Continuous Regression

Welcome to the Continuous Regression framework site!

This site intends to gather all work done up to date about Continuous Regression. Continuous Regression brings a Functional Regression framework to the imaging domain, by solving the typically-used Least-Squares problem over a continuous set of target dimensions. It was first sparked by Fernando De la Torre, with whom I brought the Levin and Sashua [ECCV2002] framework to present the Continuous Regression over i.i.d. non-rigid shape parameters. Our work was successfully presented at ECCV2012.

However, a single FR extension was assuming that a uniform distribution was being used. One may argue that, as long as all infinite samples are being taken, the way they’re taken is not a big deal. However, such assumption implies that the space of target variables is uncorrelated. This means that discrete sampling would have been done by assuming that target dimensions are i.i.d., which is not always the case.

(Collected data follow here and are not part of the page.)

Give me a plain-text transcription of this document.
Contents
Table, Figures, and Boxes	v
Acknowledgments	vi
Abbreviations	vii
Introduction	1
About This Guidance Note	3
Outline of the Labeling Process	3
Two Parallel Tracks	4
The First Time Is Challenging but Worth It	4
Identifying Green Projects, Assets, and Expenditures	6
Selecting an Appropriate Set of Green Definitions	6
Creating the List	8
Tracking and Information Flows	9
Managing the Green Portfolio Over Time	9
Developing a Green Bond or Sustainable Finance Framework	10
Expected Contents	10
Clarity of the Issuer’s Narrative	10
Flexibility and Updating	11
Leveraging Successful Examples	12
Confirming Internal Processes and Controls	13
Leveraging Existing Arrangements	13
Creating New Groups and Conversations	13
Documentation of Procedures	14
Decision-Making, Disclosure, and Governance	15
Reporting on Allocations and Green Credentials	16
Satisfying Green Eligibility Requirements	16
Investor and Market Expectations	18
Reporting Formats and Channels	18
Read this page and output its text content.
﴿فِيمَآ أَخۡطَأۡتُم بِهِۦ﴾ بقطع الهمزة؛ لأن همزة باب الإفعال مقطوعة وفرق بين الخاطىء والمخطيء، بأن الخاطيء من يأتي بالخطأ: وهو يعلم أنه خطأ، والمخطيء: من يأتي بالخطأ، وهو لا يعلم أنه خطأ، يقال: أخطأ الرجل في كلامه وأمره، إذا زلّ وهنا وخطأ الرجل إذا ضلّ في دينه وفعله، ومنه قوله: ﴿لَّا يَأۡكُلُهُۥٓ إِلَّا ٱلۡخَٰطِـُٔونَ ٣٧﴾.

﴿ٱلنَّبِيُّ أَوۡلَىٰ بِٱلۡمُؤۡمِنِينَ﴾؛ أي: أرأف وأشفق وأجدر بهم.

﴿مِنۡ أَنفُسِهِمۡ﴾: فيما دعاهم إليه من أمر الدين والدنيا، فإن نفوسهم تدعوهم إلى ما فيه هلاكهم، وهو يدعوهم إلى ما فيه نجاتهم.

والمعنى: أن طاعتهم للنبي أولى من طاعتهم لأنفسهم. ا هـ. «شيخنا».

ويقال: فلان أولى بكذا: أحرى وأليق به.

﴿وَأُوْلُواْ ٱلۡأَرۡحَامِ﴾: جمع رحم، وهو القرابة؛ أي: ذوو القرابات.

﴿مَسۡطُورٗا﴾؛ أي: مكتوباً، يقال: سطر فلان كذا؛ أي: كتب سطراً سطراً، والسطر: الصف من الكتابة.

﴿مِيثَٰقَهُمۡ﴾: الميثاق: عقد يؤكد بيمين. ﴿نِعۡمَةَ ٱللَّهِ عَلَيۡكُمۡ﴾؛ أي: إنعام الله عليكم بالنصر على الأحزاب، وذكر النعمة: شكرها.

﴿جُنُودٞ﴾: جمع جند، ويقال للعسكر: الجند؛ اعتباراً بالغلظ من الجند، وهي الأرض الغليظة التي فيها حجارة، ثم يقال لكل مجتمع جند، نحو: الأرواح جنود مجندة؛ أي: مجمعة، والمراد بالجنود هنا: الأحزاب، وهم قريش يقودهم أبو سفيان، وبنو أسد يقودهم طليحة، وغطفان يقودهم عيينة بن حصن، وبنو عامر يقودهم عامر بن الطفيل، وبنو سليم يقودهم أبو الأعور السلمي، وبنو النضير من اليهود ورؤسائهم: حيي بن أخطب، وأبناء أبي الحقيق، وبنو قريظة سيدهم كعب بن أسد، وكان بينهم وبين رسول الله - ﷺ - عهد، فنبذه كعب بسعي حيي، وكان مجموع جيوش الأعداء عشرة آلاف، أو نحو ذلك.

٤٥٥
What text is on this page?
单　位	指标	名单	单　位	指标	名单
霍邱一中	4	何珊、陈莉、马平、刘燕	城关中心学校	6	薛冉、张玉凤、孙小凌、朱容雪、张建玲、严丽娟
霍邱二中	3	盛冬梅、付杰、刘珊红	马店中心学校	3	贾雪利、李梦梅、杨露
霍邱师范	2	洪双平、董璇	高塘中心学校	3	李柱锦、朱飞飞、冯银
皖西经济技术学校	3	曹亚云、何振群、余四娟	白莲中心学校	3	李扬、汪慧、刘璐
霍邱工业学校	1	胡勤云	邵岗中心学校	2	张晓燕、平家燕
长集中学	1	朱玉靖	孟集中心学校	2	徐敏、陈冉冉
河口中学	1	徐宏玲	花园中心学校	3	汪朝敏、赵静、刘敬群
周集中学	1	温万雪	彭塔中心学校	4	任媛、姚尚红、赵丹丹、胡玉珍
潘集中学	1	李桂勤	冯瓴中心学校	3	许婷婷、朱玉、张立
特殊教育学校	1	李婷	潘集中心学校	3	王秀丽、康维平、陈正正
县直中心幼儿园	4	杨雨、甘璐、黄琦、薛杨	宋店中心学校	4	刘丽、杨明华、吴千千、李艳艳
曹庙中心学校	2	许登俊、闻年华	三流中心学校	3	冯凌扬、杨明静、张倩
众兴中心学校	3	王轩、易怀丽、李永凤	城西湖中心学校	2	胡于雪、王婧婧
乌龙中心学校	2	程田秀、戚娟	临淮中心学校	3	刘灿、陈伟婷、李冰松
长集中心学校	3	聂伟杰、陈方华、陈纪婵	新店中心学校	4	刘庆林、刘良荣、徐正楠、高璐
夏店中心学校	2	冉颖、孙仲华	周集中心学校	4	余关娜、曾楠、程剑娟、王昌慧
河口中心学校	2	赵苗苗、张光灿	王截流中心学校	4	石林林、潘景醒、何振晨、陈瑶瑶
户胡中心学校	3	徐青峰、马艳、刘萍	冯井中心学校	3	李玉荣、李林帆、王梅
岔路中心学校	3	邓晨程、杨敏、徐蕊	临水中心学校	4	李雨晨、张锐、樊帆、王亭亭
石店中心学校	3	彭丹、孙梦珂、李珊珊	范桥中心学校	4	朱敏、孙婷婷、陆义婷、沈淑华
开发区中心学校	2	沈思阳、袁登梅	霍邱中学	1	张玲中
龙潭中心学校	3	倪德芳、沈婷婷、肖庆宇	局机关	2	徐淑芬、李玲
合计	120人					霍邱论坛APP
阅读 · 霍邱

In order to overcome such problem, I proposed a fully mathematical derivation, that includes a data term, which accounts for how samples are supposed to be taken. This term helps correlate the target dimensions. This way, and thanks to the great help of Brais Martinez, Yorgos Tzimiropoulos, and Michel Valstar, we could bring a real-time incremental face tracking algorithm, built completely upon a novel framework for Continuous Regression!